我需要一种仅使用词频对 lucene 文档进行评分的方法。是否有任何标志需要为此更改？答案

【问题标题】：I need a way to score the lucene documents using term frequency only. Is there any flag that needs to be changed for this?我需要一种仅使用词频对 lucene 文档进行评分的方法。是否有任何标志需要为此更改？
【发布时间】：2016-04-07 11:21:44
【问题描述】：

如果我有两个文档，其中 D1 有两次“lucene”一词，而 D2 有三次“lucene”一词。我希望 lucene 的 D2 得分高于 D1。这里需要注意的是，D1 只有两个词（即 lucene lucene），而 D3 有 100 个词，其中 3 个词是 lucene。默认 lucene 评分模型将 D1 评分高于 D2。我想禁用此模式并将 D2 排名高于 D1。这是我的项目要求。

【问题讨论】：

标签： lucene

【解决方案1】：

您需要实现一个相似度来满足您的需求。您可以直接在Similarity 上实现，但您可能会发现复制ClassicSimilarity（DefaultSimilarity，5.4 之前的版本）更简单，并删除您不想影响分数的事情（即。返回一个常数）。
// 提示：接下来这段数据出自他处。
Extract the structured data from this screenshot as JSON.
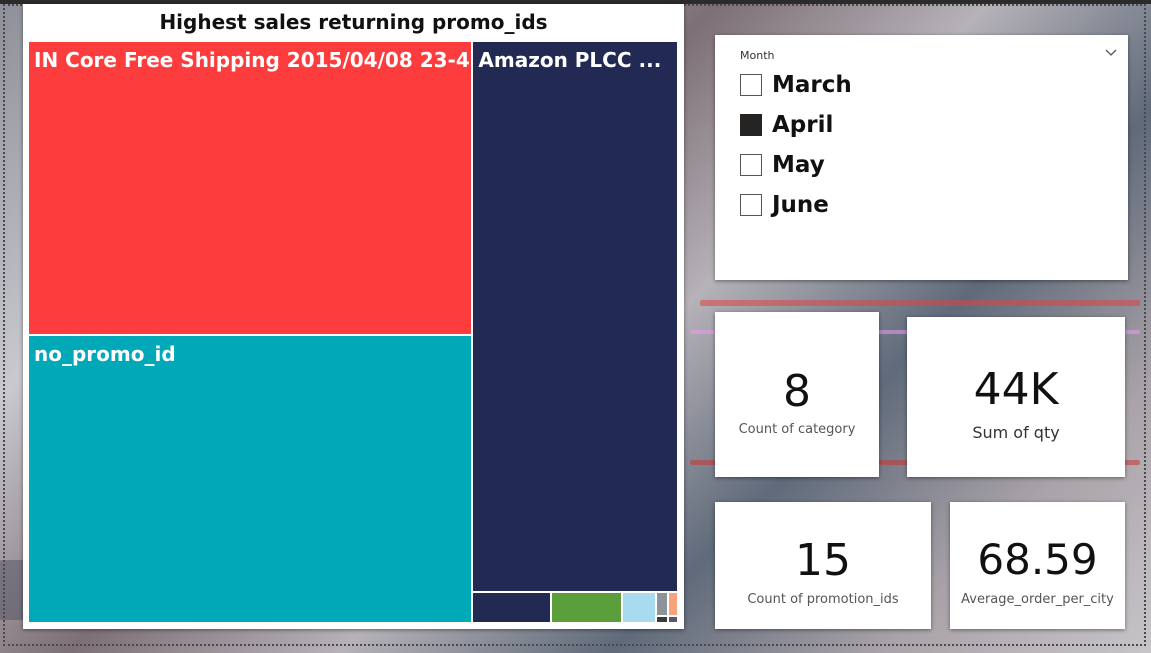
{
  "chart_data": {
    "type": "treemap",
    "title": "Highest sales returning promo_ids",
    "items": [
      {
        "label": "IN Core Free Shipping 2015/04/08 23-4...",
        "value": 158,
        "color": "#fd3d3d"
      },
      {
        "label": "no_promo_id",
        "value": 155,
        "color": "#01a8b8"
      },
      {
        "label": "Amazon PLCC ...",
        "value": 137,
        "color": "#222a54"
      },
      {
        "label": "",
        "value": 3,
        "color": "#222a54"
      },
      {
        "label": "",
        "value": 2.7,
        "color": "#5a9f3b"
      },
      {
        "label": "",
        "value": 1.3,
        "color": "#a8dbef"
      },
      {
        "label": "",
        "value": 0.35,
        "color": "#8e9399"
      },
      {
        "label": "",
        "value": 0.3,
        "color": "#f7a37c"
      },
      {
        "label": "",
        "value": 0.1,
        "color": "#3a3a3a"
      },
      {
        "label": "",
        "value": 0.08,
        "color": "#555a66"
      }
    ]
  },
  "slicer": {
    "header": "Month",
    "items": [
      {
        "label": "March",
        "checked": false
      },
      {
        "label": "April",
        "checked": true
      },
      {
        "label": "May",
        "checked": false
      },
      {
        "label": "June",
        "checked": false
      }
    ]
  },
  "kpis": {
    "count_category": {
      "value": "8",
      "label": "Count of category"
    },
    "sum_qty": {
      "value": "44K",
      "label": "Sum of qty"
    },
    "count_promotion": {
      "value": "15",
      "label": "Count of promotion_ids"
    },
    "avg_order": {
      "value": "68.59",
      "label": "Average_order_per_city"
    }
  }
}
例如，这是一个非常简单的实现，它会简单地返回查询中术语的频率：

import org.apache.lucene.index.FieldInvertState;
import org.apache.lucene.search.similarities.TFIDFSimilarity;
import org.apache.lucene.util.BytesRef;

public class SimpleSimilarity extends TFIDFSimilarity {
//Comments describe briefly what these methods do in the *standard* implementation.
//Not what they do in this implementation (which, for most of them, is nothing at all)

  public SimpleSimilarity() {}

  //boosts results which match more query terms
  @Override
  public float coord(int overlap, int maxOverlap) {
    return 1f;
  }

  //constant per query, normalizes scores somewhat based on query
  @Override
  public float queryNorm(float sumOfSquaredWeights) {
    return 1f;
  }

  //Norms should be disabled when using this similarity
  //They are useless to it, and would just be wasted space.
  @Override
  public final long encodeNormValue(float f) {
    return 1L;
  }

  @Override
  public final float decodeNormValue(long norm) {
    return 1f;
  }

  //Weighs shorter fields more heavily
  @Override
  public float lengthNorm(FieldInvertState state) {
    return 1f;
  }

  //Higher frequency terms (more matches) scored higher
  @Override
  public float tf(float freq) {
    //return (float)Math.sqrt(freq);  The standard tf impl
    return freq;
  }

  //Scores closer matches higher when using a sloppy phrase query
  @Override
  public float sloppyFreq(int distance) {
    return 1.0f;
  }

  //ClassicSimilarity doesn't really do much with payloads.  This is unmodified
  @Override
  public float scorePayload(int doc, int start, int end, BytesRef payload) {
    return 1f;
  }

  //Weigh matches on rarer terms more heavily.
  @Override
  public float idf(long docFreq, long numDocs) {
    return 1f;
  }

  @Override
  public String toString() {
    return "SimpleSimilarity";
  }
}

【讨论】：